Using the tabulizer
package, I extracted information from the first page only to test:
library(tabulizer)
library(dplyr)
library(stringi)
url <- 'http://www2.alerj.rj.gov.br/leideacesso/spic/arquivo/folha-de-pagamento-2018-01.pdf'
d <- extract_tables(url, encoding = "UTF-8", pages = 1)

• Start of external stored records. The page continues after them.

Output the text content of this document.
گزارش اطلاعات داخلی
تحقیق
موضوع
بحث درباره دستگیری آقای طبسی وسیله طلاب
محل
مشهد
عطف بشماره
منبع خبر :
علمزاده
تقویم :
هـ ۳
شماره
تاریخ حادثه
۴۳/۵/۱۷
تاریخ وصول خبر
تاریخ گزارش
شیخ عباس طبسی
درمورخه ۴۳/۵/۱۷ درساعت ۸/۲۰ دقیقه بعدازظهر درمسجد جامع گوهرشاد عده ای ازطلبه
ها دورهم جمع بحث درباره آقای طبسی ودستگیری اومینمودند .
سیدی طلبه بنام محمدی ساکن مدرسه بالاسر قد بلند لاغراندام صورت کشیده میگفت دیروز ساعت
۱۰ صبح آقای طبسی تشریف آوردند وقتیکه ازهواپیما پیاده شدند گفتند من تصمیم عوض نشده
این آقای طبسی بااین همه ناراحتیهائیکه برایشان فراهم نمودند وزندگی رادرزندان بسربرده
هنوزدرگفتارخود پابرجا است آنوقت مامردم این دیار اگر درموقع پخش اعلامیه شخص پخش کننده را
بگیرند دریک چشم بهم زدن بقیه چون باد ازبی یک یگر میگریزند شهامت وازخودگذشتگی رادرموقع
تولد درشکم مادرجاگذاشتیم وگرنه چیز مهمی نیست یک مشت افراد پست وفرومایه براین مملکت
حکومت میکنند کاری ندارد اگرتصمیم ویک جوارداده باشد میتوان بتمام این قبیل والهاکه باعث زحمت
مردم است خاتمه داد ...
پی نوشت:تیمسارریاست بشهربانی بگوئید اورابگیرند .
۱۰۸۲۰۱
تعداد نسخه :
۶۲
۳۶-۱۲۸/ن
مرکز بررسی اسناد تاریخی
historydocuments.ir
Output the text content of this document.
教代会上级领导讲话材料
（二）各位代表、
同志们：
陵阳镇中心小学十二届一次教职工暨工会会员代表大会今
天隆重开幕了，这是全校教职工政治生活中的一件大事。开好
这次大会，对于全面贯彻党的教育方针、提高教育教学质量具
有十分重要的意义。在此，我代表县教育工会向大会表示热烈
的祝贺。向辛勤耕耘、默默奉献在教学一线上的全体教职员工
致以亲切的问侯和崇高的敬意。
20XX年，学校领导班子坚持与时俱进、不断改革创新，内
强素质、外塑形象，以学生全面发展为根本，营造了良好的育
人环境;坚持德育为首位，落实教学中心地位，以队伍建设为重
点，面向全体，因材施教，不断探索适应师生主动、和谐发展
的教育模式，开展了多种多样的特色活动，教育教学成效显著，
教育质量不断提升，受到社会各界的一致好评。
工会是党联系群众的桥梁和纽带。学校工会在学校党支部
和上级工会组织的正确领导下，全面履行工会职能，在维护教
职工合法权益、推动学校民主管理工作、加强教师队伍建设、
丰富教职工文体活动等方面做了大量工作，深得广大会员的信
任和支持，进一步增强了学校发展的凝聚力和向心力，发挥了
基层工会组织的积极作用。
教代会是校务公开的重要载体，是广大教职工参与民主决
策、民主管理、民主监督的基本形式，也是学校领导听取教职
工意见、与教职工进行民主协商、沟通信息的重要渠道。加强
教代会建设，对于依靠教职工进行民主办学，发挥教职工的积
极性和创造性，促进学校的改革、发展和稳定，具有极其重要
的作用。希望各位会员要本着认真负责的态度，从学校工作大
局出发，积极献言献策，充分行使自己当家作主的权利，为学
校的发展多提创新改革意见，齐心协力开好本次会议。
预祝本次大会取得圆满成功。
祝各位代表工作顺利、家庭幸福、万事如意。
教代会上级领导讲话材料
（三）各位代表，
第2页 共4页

Then I made the list into a data frame, turned it into chr
, named the variables, and removed the first line (which is actually the name of the variables)
d <- as.data.frame(d)
d <- d %>%
mutate_all(funs(as.character(.)))
names(d) <- d[1,]
d <- d[-1,]
Then you need to clean up the information, such as the thousand separator, the decimal separator in pdf as ,
, and turn that information into numeric
d <- d %>%
mutate_all(funs(gsub("-", NA, .)))
d <- d %>%
mutate_at(vars(VENCIMENTO:'TOTAL LÍQUIDO'), funs(gsub("\.", "", .))) %>%
mutate_at(vars(VENCIMENTO:'TOTAL LÍQUIDO'), funs(as.numeric(gsub(",", "\.", .))))
If you remove the pages
option from the extract_tables
function it will pull all the pages of the pdf and place it within a single list. For the join in a single table, I think do.call(rbind, d)
will solve.